In 1985 the elected French government was exploding nuclear devices in the Pacific on the other side of the planet from France, despite concerted and strident objections from the surrounding nations that had to live with the fallout. They persisted in this practice from 1966 to 1996. This was not a major political issue for the government with their electorate in France.
(Note the Yanks did it too until 1966, and the Brits used the Australian desert)
In July 1985 an unarmed civilian Greenpeace protest ship, the Rainbow Warrior, was moored in Auckland, New Zealand. Agents of the French government secret service (DGSE) acting on orders of the French government, probably the President, entered the country without NZ permission (pretending to be tourists), violating New Zealand sovereignty. Their divers attached explosives to the ship, moored in the city, murdering a Portuguese photographer onboard and sinking the ship. They were evacuated by a French military submarine. Two of the DGSE agents were arrested in New Zealand, tried and imprisoned. The French minister of defence resigned, not because they did it - he authorised it - but because they screwed it up.

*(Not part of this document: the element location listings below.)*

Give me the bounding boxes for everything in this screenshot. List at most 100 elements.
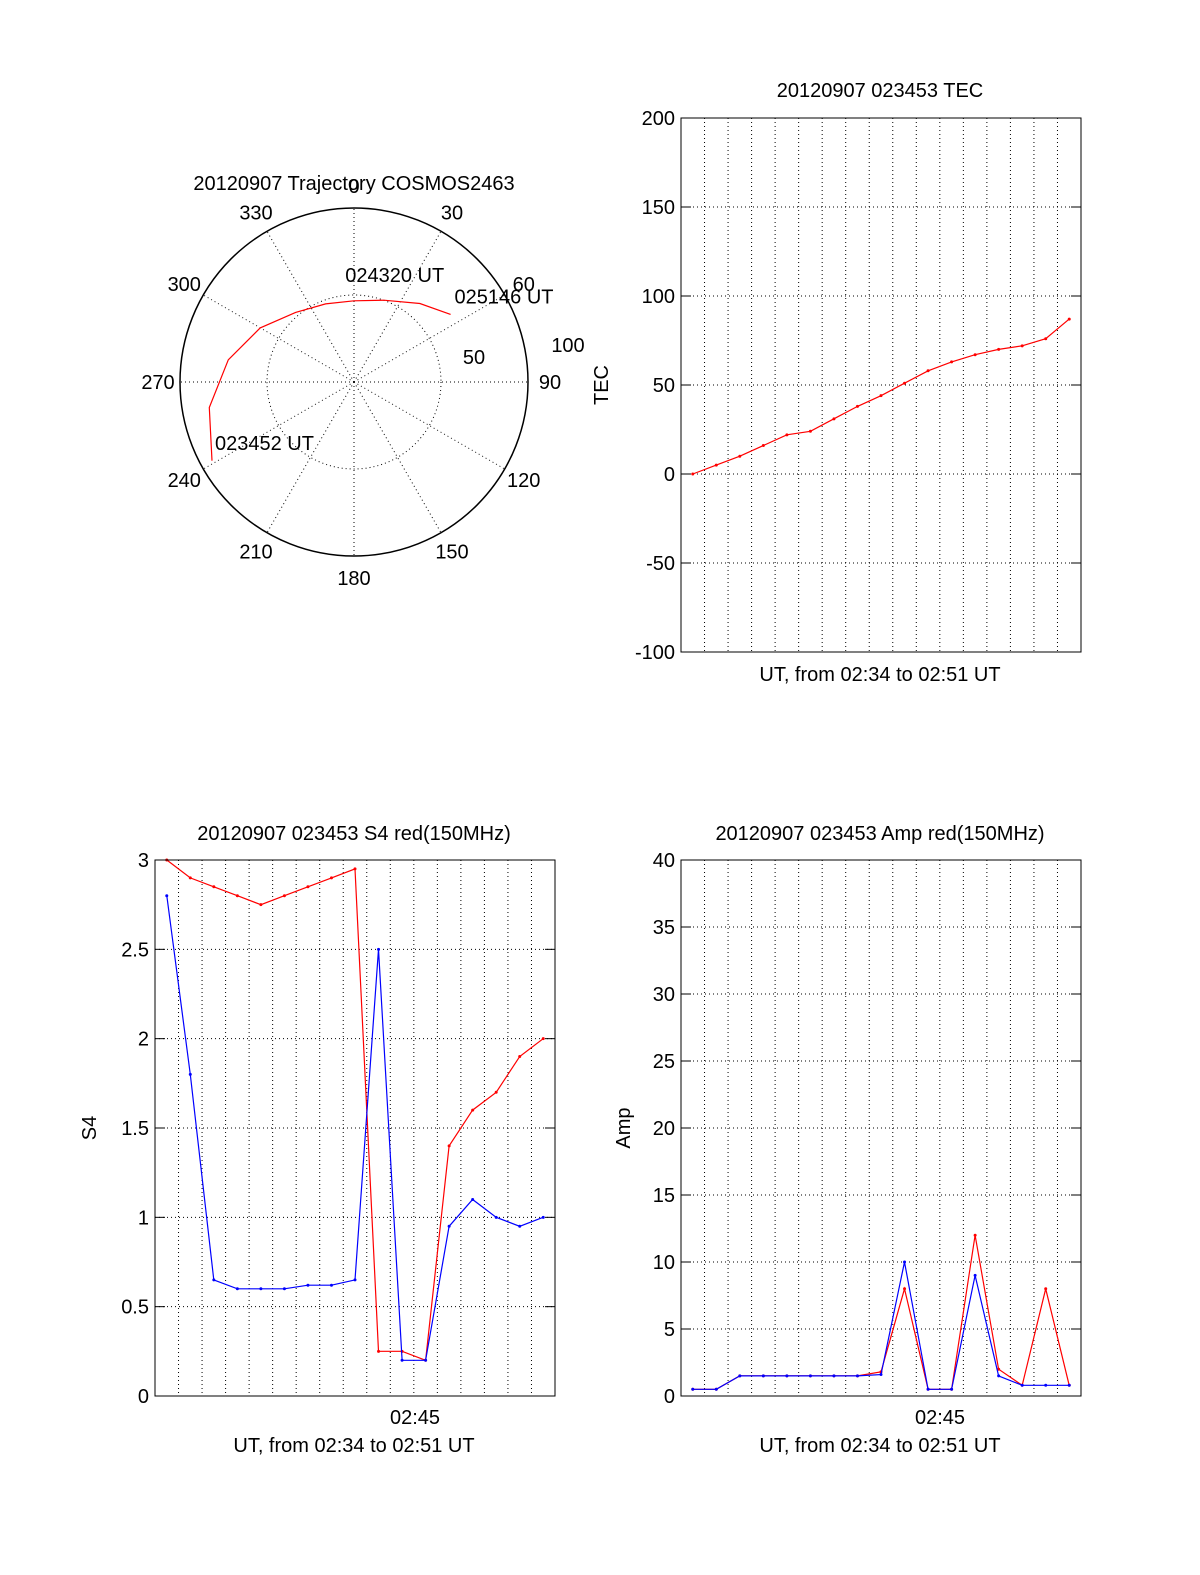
amp-series-point [1044, 1287, 1048, 1291]
s4-ytick-label: 0.5 [121, 1297, 149, 1319]
tec-y-ticks: 200 150 100 50 0 -50 -100 [635, 108, 1081, 664]
amp-ylabel: Amp [613, 1107, 635, 1148]
amp-ytick-label: 40 [653, 850, 675, 872]
tec-series-point [738, 454, 742, 458]
tec-ytick-label: 100 [642, 286, 675, 308]
amp-series-point [738, 1374, 742, 1378]
polar-azimuth-label: 120 [507, 470, 540, 492]
tec-series-point [1044, 337, 1048, 341]
polar-azimuth-label: 150 [435, 542, 468, 564]
s4-series-point [329, 876, 333, 880]
amp-series-point [1020, 1383, 1024, 1387]
s4-series-point [235, 1287, 239, 1291]
amp-panel: 20120907 023453 Amp red(150MHz) 40 35 30 25… [613, 823, 1082, 1457]
amp-y-ticks: 40 35 30 25 20 15 10 5 0 [653, 850, 1081, 1408]
amp-ytick-label: 15 [653, 1185, 675, 1207]
polar-azimuth-label: 300 [168, 274, 201, 296]
s4-y-ticks: 3 2.5 2 1.5 1 0.5 0 [121, 850, 555, 1408]
s4-series-point [212, 885, 216, 889]
s4-series-point [377, 1349, 381, 1353]
polar-spoke-240 [203, 381, 355, 470]
amp-series-point [926, 1387, 930, 1391]
s4-series-point [353, 867, 357, 871]
polar-radial-labels: 50 100 [463, 335, 585, 369]
s4-series-line-0 [166, 859, 544, 1362]
tec-ytick-label: 50 [653, 375, 675, 397]
s4-series [165, 858, 545, 1362]
tec-series-point [855, 404, 859, 408]
polar-azimuth-labels: 0 30 60 90 120 150 180 210 240 270 300 330 [141, 176, 561, 590]
polar-spoke-330 [266, 231, 355, 383]
polar-annotation: 023452 UT [215, 433, 314, 455]
polar-radial-label: 50 [463, 347, 485, 369]
tec-grid [681, 118, 1081, 652]
polar-azimuth-label: 0 [348, 176, 359, 198]
s4-series-point [400, 1358, 404, 1362]
amp-ytick-label: 5 [664, 1319, 675, 1341]
tec-series-point [950, 360, 954, 364]
amp-series-point [761, 1374, 765, 1378]
tec-series-point [1020, 344, 1024, 348]
amp-ytick-label: 35 [653, 917, 675, 939]
amp-xlabel: UT, from 02:34 to 02:51 UT [759, 1435, 1000, 1457]
s4-series-point [471, 1108, 475, 1112]
s4-series-point [329, 1283, 333, 1287]
tec-title: 20120907 023453 TEC [777, 80, 983, 102]
s4-series-point [282, 1287, 286, 1291]
polar-annotation: 024320 UT [345, 265, 444, 287]
s4-series-point [306, 885, 310, 889]
polar-azimuth-label: 90 [539, 372, 561, 394]
tec-series-point [926, 369, 930, 373]
amp-ytick-label: 10 [653, 1252, 675, 1274]
amp-series-point [832, 1374, 836, 1378]
tec-series-point [1067, 317, 1071, 321]
s4-series-point [212, 1278, 216, 1282]
polar-azimuth-label: 30 [441, 202, 463, 224]
polar-spoke-210 [266, 381, 355, 533]
s4-ylabel: S4 [79, 1116, 101, 1140]
amp-series-point [950, 1387, 954, 1391]
amp-series-point [879, 1373, 883, 1377]
s4-ytick-label: 0 [138, 1386, 149, 1408]
s4-series-point [447, 1144, 451, 1148]
s4-ytick-label: 1.5 [121, 1118, 149, 1140]
amp-ytick-label: 30 [653, 984, 675, 1006]
s4-title: 20120907 023453 S4 red(150MHz) [197, 823, 511, 845]
tec-ytick-label: 150 [642, 197, 675, 219]
s4-ytick-label: 3 [138, 850, 149, 872]
polar-grid [179, 207, 529, 557]
s4-series-point [424, 1358, 428, 1362]
s4-ytick-label: 2.5 [121, 939, 149, 961]
tec-series-point [879, 394, 883, 398]
polar-azimuth-label: 180 [337, 568, 370, 590]
polar-spoke-30 [353, 231, 442, 383]
polar-azimuth-label: 60 [513, 274, 535, 296]
s4-series-point [235, 894, 239, 898]
s4-series-point [377, 947, 381, 951]
amp-series-point [903, 1260, 907, 1264]
amp-series-point [997, 1367, 1001, 1371]
tec-ytick-label: 200 [642, 108, 675, 130]
polar-spoke-60 [353, 294, 505, 383]
polar-series [208, 299, 451, 461]
amp-title: 20120907 023453 Amp red(150MHz) [715, 823, 1044, 845]
s4-series-point [259, 903, 263, 907]
amp-ytick-label: 0 [664, 1386, 675, 1408]
polar-annotations: 023452 UT 024320 UT 025146 UT [215, 265, 554, 455]
s4-series-point [494, 1215, 498, 1219]
polar-azimuth-label: 330 [239, 202, 272, 224]
s4-series-point [518, 1055, 522, 1059]
s4-series-point [306, 1283, 310, 1287]
amp-series-point [714, 1387, 718, 1391]
tec-ytick-label: -100 [635, 642, 675, 664]
amp-ytick-label: 25 [653, 1051, 675, 1073]
polar-azimuth-label: 210 [239, 542, 272, 564]
polar-spoke-150 [353, 381, 442, 533]
s4-panel: 20120907 023453 S4 red(150MHz) 3 2.5 2 1.5 1… [79, 823, 556, 1457]
amp-series-line-0 [692, 1235, 1070, 1390]
amp-grid [681, 860, 1081, 1396]
tec-series-point [997, 347, 1001, 351]
s4-grid [155, 860, 555, 1396]
amp-series-point [855, 1374, 859, 1378]
s4-xlabel: UT, from 02:34 to 02:51 UT [233, 1435, 474, 1457]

The New Zealand government decided that lamb exports were more important than principle and chose not to regard this as an act of war. They even gave the two agents back to France supposedly to serve out their sentence. The agents were greeted in France with a parade, briefly imprisoned on a Pacific island with windsurfing facilities, then released ahead of time.
None of this is conjecture or conspiracy theory: it is all a matter of public record, admitted (eventually) by the French governemnt.
The French have a peculiar way of thanking those who helped restore their own sovereignty in two world wars. Sadly the French don't care if they are regarded with contempt by other nations - it is always mutual.